En una entrevista aparecida hace poco en este suplemento, César Aira afirmaba: “Para mí un verdadero escritor tiene que seguir escribiendo hasta cuando deja de poder escribir bien. Por eso siento tanto rechazo por escritores como Rulfo, por ejemplo. Escriben un par de novelitas, pocas, y después viven del prestigio.” Ingeniosa como todo el repertorio de boutades de Aira, la referencia a Rulfo es un poco injusta. No porque el escritor mexicano merezca una admiración incondicional (de hecho, su abandono de la literatura no deja de ser sospechoso), sino porque su caso es muy aislado, casi único como para abanderar una tradición. No parece haber otros escritores cuya celebridad y excelencia sean tan altas en relación con el tamaño de la obra.
Es que los escritores tienen el vicio de escribir aunque coqueteen con lo contrario o eventualmente abandonen del todo el oficio y pasen a otra cosa como Rimbaud. En el entretenido Bartleby y compañía, Enrique Vila-Matas recopila una serie de casos de escritores “del no”, gente que se niega a escribir por una razón u otra. Se habla allí de casos curiosos, como el del triestino Bobi Bazlen, que sólo dejó unas notas al pie. Pero fuera de Rulfo, hay muy pocos ejemplos de retiro prematuro como los que le molestan a Aira. Entre ellos figura el del poeta Enrique Banchs, que se llamó a silencio durante los últimos 57 años de su vida; según Borges, porque la literatura le resultaba demasiado fácil. O el de Emilio Westphalen, un poeta peruano que dejó la lírica porque “no estaba en disposición”. Pero no mucho más.
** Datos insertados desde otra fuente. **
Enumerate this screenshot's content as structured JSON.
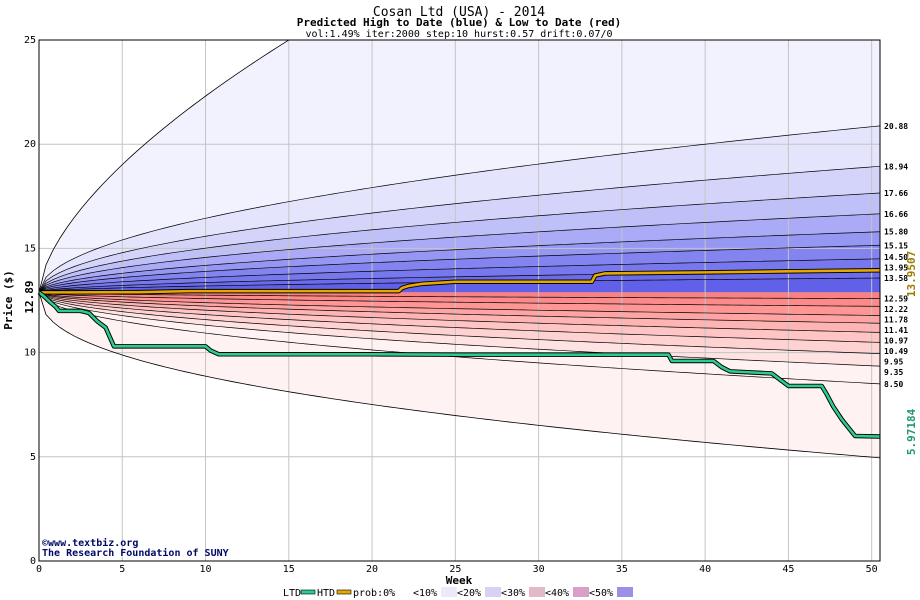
{
  "chart_data": {
    "type": "area",
    "title": "Cosan Ltd (USA) - 2014",
    "subtitle": "Predicted High to Date (blue) &  Low to Date (red)",
    "params": "vol:1.49% iter:2000 step:10 hurst:0.57 drift:0.07/0",
    "xlabel": "Week",
    "ylabel": "Price ($)",
    "xlim": [
      0,
      50.5
    ],
    "ylim": [
      0,
      25
    ],
    "x_ticks": [
      0,
      5,
      10,
      15,
      20,
      25,
      30,
      35,
      40,
      45,
      50
    ],
    "y_ticks": [
      0,
      5,
      10,
      15,
      20,
      25
    ],
    "grid": true,
    "start_price": 12.89,
    "start_price_label": "12.89",
    "upper_levels": [
      13.58,
      13.95,
      14.5,
      15.15,
      15.8,
      16.66,
      17.66,
      18.94,
      20.88
    ],
    "upper_labels": [
      "13.58",
      "13.95",
      "14.50",
      "15.15",
      "15.80",
      "16.66",
      "17.66",
      "18.94",
      "20.88"
    ],
    "lower_levels": [
      12.59,
      12.22,
      11.78,
      11.41,
      10.97,
      10.49,
      9.95,
      9.35,
      8.5
    ],
    "lower_labels": [
      "12.59",
      "12.22",
      "11.78",
      "11.41",
      "10.97",
      "10.49",
      "9.95",
      "9.35",
      "8.50"
    ],
    "outer_upper_week15": 25.0,
    "outer_lower_end": 4.95,
    "htd_series": {
      "name": "HTD",
      "color": "#e6a800",
      "final_value": 13.9507,
      "final_label": "13.9507",
      "points": [
        [
          0,
          12.89
        ],
        [
          2,
          12.89
        ],
        [
          6,
          12.9
        ],
        [
          9,
          12.95
        ],
        [
          12,
          12.95
        ],
        [
          18,
          12.95
        ],
        [
          21.6,
          12.95
        ],
        [
          21.8,
          13.1
        ],
        [
          22.2,
          13.2
        ],
        [
          23,
          13.3
        ],
        [
          25,
          13.4
        ],
        [
          28,
          13.4
        ],
        [
          33.2,
          13.4
        ],
        [
          33.4,
          13.7
        ],
        [
          34,
          13.8
        ],
        [
          40,
          13.85
        ],
        [
          45,
          13.9
        ],
        [
          50.5,
          13.9507
        ]
      ]
    },
    "ltd_series": {
      "name": "LTD",
      "color": "#2ccb8f",
      "final_value": 5.97184,
      "final_label": "5.97184",
      "points": [
        [
          0,
          12.89
        ],
        [
          0.3,
          12.7
        ],
        [
          0.7,
          12.4
        ],
        [
          1,
          12.2
        ],
        [
          1.2,
          12.0
        ],
        [
          2.5,
          12.0
        ],
        [
          3,
          11.9
        ],
        [
          3.5,
          11.5
        ],
        [
          4,
          11.2
        ],
        [
          4.5,
          10.3
        ],
        [
          10,
          10.3
        ],
        [
          10.3,
          10.1
        ],
        [
          10.8,
          9.92
        ],
        [
          20,
          9.92
        ],
        [
          25,
          9.9
        ],
        [
          37.8,
          9.9
        ],
        [
          38,
          9.6
        ],
        [
          40.5,
          9.6
        ],
        [
          41,
          9.3
        ],
        [
          41.5,
          9.1
        ],
        [
          44,
          9.0
        ],
        [
          44.5,
          8.7
        ],
        [
          45,
          8.4
        ],
        [
          47,
          8.4
        ],
        [
          47.3,
          8.0
        ],
        [
          47.7,
          7.4
        ],
        [
          48.2,
          6.8
        ],
        [
          48.6,
          6.4
        ],
        [
          49,
          6.0
        ],
        [
          50.5,
          5.97184
        ]
      ]
    },
    "band_colors": {
      "blue": [
        "#f2f2ff",
        "#e4e4fc",
        "#d4d4fa",
        "#c0c0f8",
        "#aaaaf6",
        "#9696f3",
        "#8484f0",
        "#7878ee",
        "#6c6ceb",
        "#6060e8"
      ],
      "red": [
        "#fff2f2",
        "#ffe2e2",
        "#ffd2d2",
        "#ffc4c4",
        "#ffb4b4",
        "#ffa4a4",
        "#ff9696",
        "#fd8a8a",
        "#fb8080"
      ]
    },
    "legend": {
      "ltd": "LTD",
      "htd": "HTD",
      "prob": "prob:0%",
      "buckets": [
        "<10%",
        "<20%",
        "<30%",
        "<40%",
        "<50%"
      ],
      "swatch_colors": [
        "#ffffff",
        "#eaeaf8",
        "#d8d2f2",
        "#e3b8c8",
        "#d8a0c8",
        "#9a90e6"
      ]
    }
  },
  "credits": {
    "line1": "www.textbiz.org",
    "line2": "The Research Foundation of SUNY",
    "symbol": "©"
  }
}
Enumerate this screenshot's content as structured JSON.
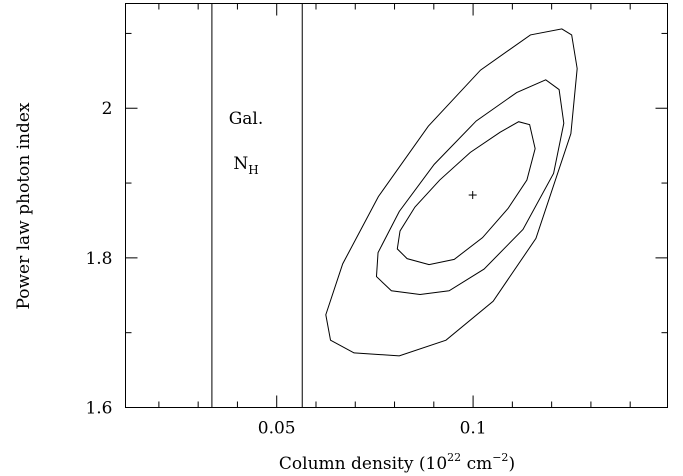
{
  "chart_data": {
    "type": "contour",
    "title": "",
    "xlabel_prefix": "Column density (10",
    "xlabel_exponent": "22",
    "xlabel_middle": " cm",
    "xlabel_unit_exponent": "−2",
    "xlabel_suffix": ")",
    "ylabel": "Power law photon index",
    "xlim": [
      0.0115,
      0.1495
    ],
    "ylim": [
      1.6,
      2.14
    ],
    "x_ticks": [
      {
        "value": 0.05,
        "label": "0.05"
      },
      {
        "value": 0.1,
        "label": "0.1"
      }
    ],
    "y_ticks": [
      {
        "value": 1.6,
        "label": "1.6"
      },
      {
        "value": 1.8,
        "label": "1.8"
      },
      {
        "value": 2.0,
        "label": "2"
      }
    ],
    "x_minor_ticks": [
      0.02,
      0.03,
      0.04,
      0.06,
      0.07,
      0.08,
      0.09,
      0.11,
      0.12,
      0.13,
      0.14
    ],
    "y_minor_ticks": [
      1.7,
      1.9,
      2.1
    ],
    "galactic_nh": {
      "lines": [
        0.0335,
        0.0565
      ],
      "label": "Gal.",
      "symbol": "N",
      "subscript": "H"
    },
    "best_fit": {
      "x": 0.0999,
      "y": 1.884
    },
    "contours": [
      {
        "name": "inner",
        "points": [
          [
            0.0888,
            1.791
          ],
          [
            0.0832,
            1.799
          ],
          [
            0.0807,
            1.812
          ],
          [
            0.0814,
            1.836
          ],
          [
            0.0852,
            1.868
          ],
          [
            0.0915,
            1.904
          ],
          [
            0.0993,
            1.941
          ],
          [
            0.1069,
            1.968
          ],
          [
            0.1116,
            1.982
          ],
          [
            0.1144,
            1.978
          ],
          [
            0.1158,
            1.946
          ],
          [
            0.1137,
            1.904
          ],
          [
            0.1089,
            1.866
          ],
          [
            0.1024,
            1.827
          ],
          [
            0.0952,
            1.798
          ],
          [
            0.0888,
            1.791
          ]
        ]
      },
      {
        "name": "middle",
        "points": [
          [
            0.0865,
            1.751
          ],
          [
            0.0792,
            1.756
          ],
          [
            0.0754,
            1.775
          ],
          [
            0.0758,
            1.807
          ],
          [
            0.0812,
            1.862
          ],
          [
            0.0901,
            1.925
          ],
          [
            0.1008,
            1.983
          ],
          [
            0.1111,
            2.021
          ],
          [
            0.1185,
            2.038
          ],
          [
            0.1219,
            2.025
          ],
          [
            0.1231,
            1.98
          ],
          [
            0.1205,
            1.913
          ],
          [
            0.1127,
            1.838
          ],
          [
            0.1028,
            1.785
          ],
          [
            0.0939,
            1.756
          ],
          [
            0.0865,
            1.751
          ]
        ]
      },
      {
        "name": "outer",
        "points": [
          [
            0.0697,
            1.673
          ],
          [
            0.0637,
            1.69
          ],
          [
            0.0625,
            1.724
          ],
          [
            0.0668,
            1.792
          ],
          [
            0.0759,
            1.882
          ],
          [
            0.0886,
            1.976
          ],
          [
            0.1019,
            2.051
          ],
          [
            0.1146,
            2.098
          ],
          [
            0.1226,
            2.106
          ],
          [
            0.1251,
            2.098
          ],
          [
            0.1265,
            2.053
          ],
          [
            0.1249,
            1.966
          ],
          [
            0.116,
            1.826
          ],
          [
            0.1051,
            1.742
          ],
          [
            0.0931,
            1.69
          ],
          [
            0.0812,
            1.669
          ],
          [
            0.0697,
            1.673
          ]
        ]
      }
    ]
  }
}
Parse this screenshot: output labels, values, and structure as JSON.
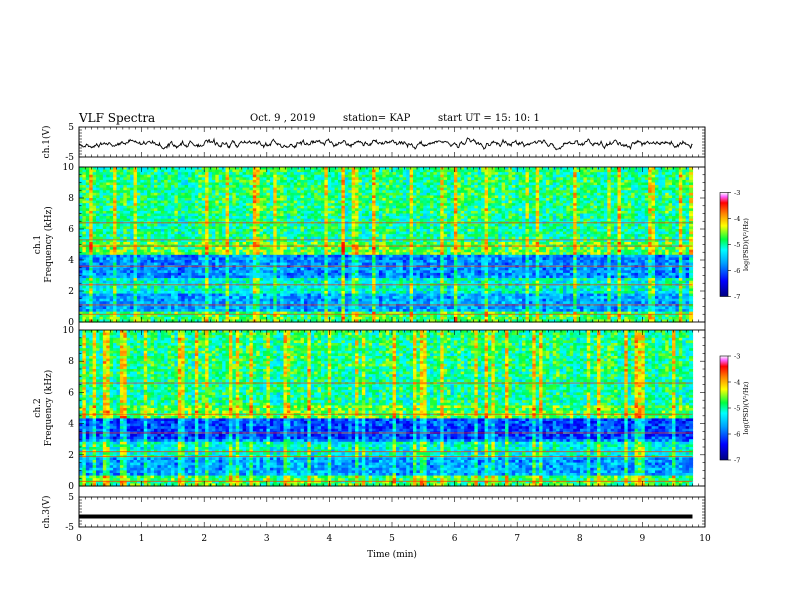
{
  "header": {
    "title": "VLF Spectra",
    "date": "Oct. 9 , 2019",
    "station": "station= KAP",
    "start_ut": "start UT = 15: 10: 1"
  },
  "colors": {
    "colormap": [
      "#00007f",
      "#0000ff",
      "#0080ff",
      "#00ffff",
      "#00ff60",
      "#80ff00",
      "#ffff00",
      "#ff8000",
      "#ff0000",
      "#ff00ff",
      "#ffffff"
    ],
    "trace": "#000000"
  },
  "chart_data": [
    {
      "type": "line",
      "id": "ch1",
      "ylabel": "ch.1(V)",
      "ylim": [
        -5,
        5
      ],
      "y_ticks": [
        "5",
        "-5"
      ],
      "x_range": [
        0,
        10
      ],
      "note_series": "noisy waveform trace spanning approx 0 to 9.8 min",
      "y_range_estimate": [
        -3.5,
        2.0
      ]
    },
    {
      "type": "heatmap",
      "id": "ch1-spectrogram",
      "ylabel": "ch.1\nFrequency (kHz)",
      "ylim": [
        0,
        10
      ],
      "y_ticks": [
        "0",
        "2",
        "4",
        "6",
        "8",
        "10"
      ],
      "x_range": [
        0,
        9.8
      ],
      "colorbar": {
        "label": "log(PSD)(V²/Hz)",
        "range": [
          -7,
          -3
        ],
        "ticks": [
          "-3",
          "-4",
          "-5",
          "-6",
          "-7"
        ]
      }
    },
    {
      "type": "heatmap",
      "id": "ch2-spectrogram",
      "ylabel": "ch.2\nFrequency (kHz)",
      "ylim": [
        0,
        10
      ],
      "y_ticks": [
        "0",
        "2",
        "4",
        "6",
        "8",
        "10"
      ],
      "x_range": [
        0,
        9.8
      ],
      "colorbar": {
        "label": "log(PSD)(V²/Hz)",
        "range": [
          -7,
          -3
        ],
        "ticks": [
          "-3",
          "-4",
          "-5",
          "-6",
          "-7"
        ]
      }
    },
    {
      "type": "line",
      "id": "ch3",
      "ylabel": "ch.3(V)",
      "ylim": [
        -5,
        5
      ],
      "y_ticks": [
        "5",
        "-5"
      ],
      "x": [
        0,
        9.8
      ],
      "y": [
        -1.5,
        -1.5
      ]
    }
  ],
  "xaxis": {
    "label": "Time (min)",
    "ticks": [
      "0",
      "1",
      "2",
      "3",
      "4",
      "5",
      "6",
      "7",
      "8",
      "9",
      "10"
    ],
    "range": [
      0,
      10
    ]
  }
}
Javier Marías, por su parte, compiló una antología llamada Cuentos únicos, donde parecería que uno va a encontrar varios casos de escritores de una noche inspirada. Pero no, se trata de algo bastante poco consistente. Aunque Marías se limita a las letras anglosajonas y al género fantástico o de horror, sus cuentos únicos lo son en general porque los escritores se dedicaron a otros géneros (como Lawrence Durrell o Winston Churchill) o porque fueron mediocres y sólo produjeron un relato valioso perdido en el resto de una obra mayor. Esta idea del burro flautista es muy dudosa y el propio Marías la ignora en beneficio de autores simplemente olvidados, de los que elige un cuento entre muchos posibles y para nada únicos.
Pero tal vez haya aparecido entre nosotros un Rulfo verdadero. Se llama Ricardo Colautti y se acaban de editar en un tomo sus obras completas bajo el título La conspiración de los porteros (ver reseña en página 12). En realidad, se trata de un pequeño volumen que contiene tres cuentos largos. La edición no informa demasiado sobre el autor, apenas que nació en 1937, murió en 1992 y que era un escribano dedicado a pulir secretamente las tres muestras únicas de su talento literario (que era considerable). El primer relato, Sebastián Dun (el nombre del protagonista reaparecerá en los otros cuentos, pero su identidad será otra), es de 1971 y remite a la picaresca y la desesperación arltianas, como bien lo señala Elvio Gandolfo en el prólogo. El tercero, Imagineta, de 1988, es una fantasía alucinatoria que hace pensar en Copi y en una gama de escritores contemporáneos, incluido el propio Aira. Pero el segundo, homónimo del libro y publicado originalmente en 1976, es sencillamente genial. Colautti salta vertiginosamente entre episodios de una fantasía, una perversidad y una extravagancia inéditas desde Felisberto Hernández para narrar las visitas de Sebastián a sus tíos dispersos por el territorio nacional. El conjunto, cargado de un oscuro lirismo y de ocurrencias macabras (como la del cadáver descompuesto cuya mueca de asco hacía pensar que había muerto oliendo su propio olor), es el fresco perfecto de un mundo preparado para horrores indecibles. Colautti escribe tan bien y es tan inexplicable su trayectoria que hasta nos permitimos dudar de su existencia, o al menos de su escueta biografía.